Ero il farmacista del
paese e il mio tempo libero, chiuso il negozio, lo trascorrevo per
perfezionare le mie conoscenze, per proseguire la mia ricerca
scientifica sulle principali malattie. I miei studi erano pubblicati
sulle maggiori riviste del Paese e su alcune internazionali: non
avevo guadagni economici, ma solo soddisfazioni e stima tra i miei
colleghi.
Invece i miei
compaesani non sapevano e non volevano sapere nulla di ciò: per loro
restavo sempre il pazzo, l'esaltato, il farmacista che si chiudeva in
bottega tra alambicchi, odori di acidi, tra i fumi delle reazioni
chimiche. Lottavo contro i loro pregiudizi e per questo avevo fatto
stampare a mie spese un libretto divulgativo, con i rudimenti
basilari delle conoscenze scientifiche: lo distribuii tra gli
studenti delle elementari, che ne fecero scempio, tra i pochi
alfabetizzati, che si divertirono alle mie spalle. I vecchi
preconcetti erano duri a morire in quella razza coriacea, un po'
tarata da troppi matrimoni tra consanguinei, dal vizio del vino,
dagli stenti, dai lavori duri per lo stretto necessario per campare.
Loro credevano agli
spiriti: sostenevano di vederli, di sognarli, di parlare con i loro
morti, che tornavano per avvisarli, per aiutarli, per punirli. Io
continuavo la mia "Santa battaglia" contro
l'ignoranza, la
miseria umana, la stoltezza: ero certo che l'umanità era destinata a
un futuro glorioso, senza più malattie, guerre, orrori, ma solo pace
e splendidi giorni luminosi, tra scienza e conoscenza. La morte,
quella maledetta, era la principale nemica: sapevo bene che non si
poteva sconfiggere, ma certamente ritardare molto, privandola di
quelle tremende conseguenze dolorose che erano la vecchiaia e
l'infermità.
Carlo entrò
ansimante, pallido, nel mio negozio e si sedette sulla panca accanto
alla porta, quella delle vecchiette, che si fermavano a ciarlare. Io
ero convinto che avesse avuto uno scontro verbale con qualcuno più
forte di lui:-Hai trovato chi non ha paura e ti affronta finalmente!-
Mi guardò senza
parlare, con gli occhi di chi ha molto da dire e non riesce a
esprimersi,né a comprendere.
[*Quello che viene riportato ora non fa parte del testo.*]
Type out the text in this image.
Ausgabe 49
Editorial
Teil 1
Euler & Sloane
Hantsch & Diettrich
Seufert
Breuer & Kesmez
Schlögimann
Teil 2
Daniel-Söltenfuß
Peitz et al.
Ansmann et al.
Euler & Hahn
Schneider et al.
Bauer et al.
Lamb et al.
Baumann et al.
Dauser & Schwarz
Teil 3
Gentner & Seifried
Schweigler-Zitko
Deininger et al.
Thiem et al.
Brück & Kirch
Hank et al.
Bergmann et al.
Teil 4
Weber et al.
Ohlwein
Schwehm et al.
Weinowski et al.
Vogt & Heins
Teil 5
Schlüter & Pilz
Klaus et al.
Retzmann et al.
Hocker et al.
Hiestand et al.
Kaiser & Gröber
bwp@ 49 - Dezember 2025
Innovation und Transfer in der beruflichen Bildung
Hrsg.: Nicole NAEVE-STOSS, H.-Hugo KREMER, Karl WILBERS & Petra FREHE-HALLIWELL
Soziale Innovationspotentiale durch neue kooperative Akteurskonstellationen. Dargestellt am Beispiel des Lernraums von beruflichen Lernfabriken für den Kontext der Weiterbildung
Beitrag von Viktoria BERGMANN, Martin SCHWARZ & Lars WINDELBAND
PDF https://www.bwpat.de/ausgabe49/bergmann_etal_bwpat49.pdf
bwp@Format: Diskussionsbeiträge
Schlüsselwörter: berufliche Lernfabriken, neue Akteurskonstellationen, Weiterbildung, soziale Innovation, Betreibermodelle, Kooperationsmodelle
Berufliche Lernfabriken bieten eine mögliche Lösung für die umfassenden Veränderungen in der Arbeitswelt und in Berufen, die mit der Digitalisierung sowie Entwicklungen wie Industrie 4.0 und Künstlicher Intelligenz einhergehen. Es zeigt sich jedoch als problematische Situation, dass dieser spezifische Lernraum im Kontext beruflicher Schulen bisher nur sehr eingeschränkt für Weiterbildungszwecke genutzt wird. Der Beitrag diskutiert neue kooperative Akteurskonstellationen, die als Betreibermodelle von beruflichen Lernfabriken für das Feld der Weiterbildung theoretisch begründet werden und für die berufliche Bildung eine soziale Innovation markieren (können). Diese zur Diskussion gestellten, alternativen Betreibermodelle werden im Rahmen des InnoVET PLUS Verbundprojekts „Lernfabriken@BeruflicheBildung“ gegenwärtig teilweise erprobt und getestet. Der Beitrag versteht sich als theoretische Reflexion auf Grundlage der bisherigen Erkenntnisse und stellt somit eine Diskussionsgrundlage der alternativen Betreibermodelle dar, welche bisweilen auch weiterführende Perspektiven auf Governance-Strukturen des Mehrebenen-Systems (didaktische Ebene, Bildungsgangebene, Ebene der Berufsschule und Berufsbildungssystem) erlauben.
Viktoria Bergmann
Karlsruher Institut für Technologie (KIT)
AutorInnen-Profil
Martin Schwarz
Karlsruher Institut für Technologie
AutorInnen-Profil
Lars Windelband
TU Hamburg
Carlo era il bullo del villaggio: era
un giovanotto alto e muscoloso, sempre pronto a far il prepotente e a
menar le mani.
Dopo diversi minuti di
silenzio disse con un filo di voce quasi femminile: -L'Ho visto!-
-Chi? Cosa hai visto?-
Quello stupidone tutto
muscoli era finito vittima di qualche pesante scherzo dei suoi
numerosi nemici. Riprese i suoi modi maschi e brutali, pur restando
profondamente turbato: -Sì! Era lui, Francesco!-
Avevo capito. Quello
scemone, che non temeva i vivi, neppure i gendarmi, si era imbattuto
nel frutto della sua fantasia, o qualcuno gli aveva fatto vedere le
sembianze del suo nemico morto.
Cercai di calmarlo:
-Dimmi tutto! Era proprio lui?-
-Dottore, non sono
demente! Quello era Francesco. Era vicino al
cimitero. Mi
attendeva, sorridendo come spesso faceva lui.-
-Di cosa hai paura?
Non eravate amici!-
Scosse il testone con
i suoi capelli crespi, sporchi, arruffati come lana grezza: -Lo sa!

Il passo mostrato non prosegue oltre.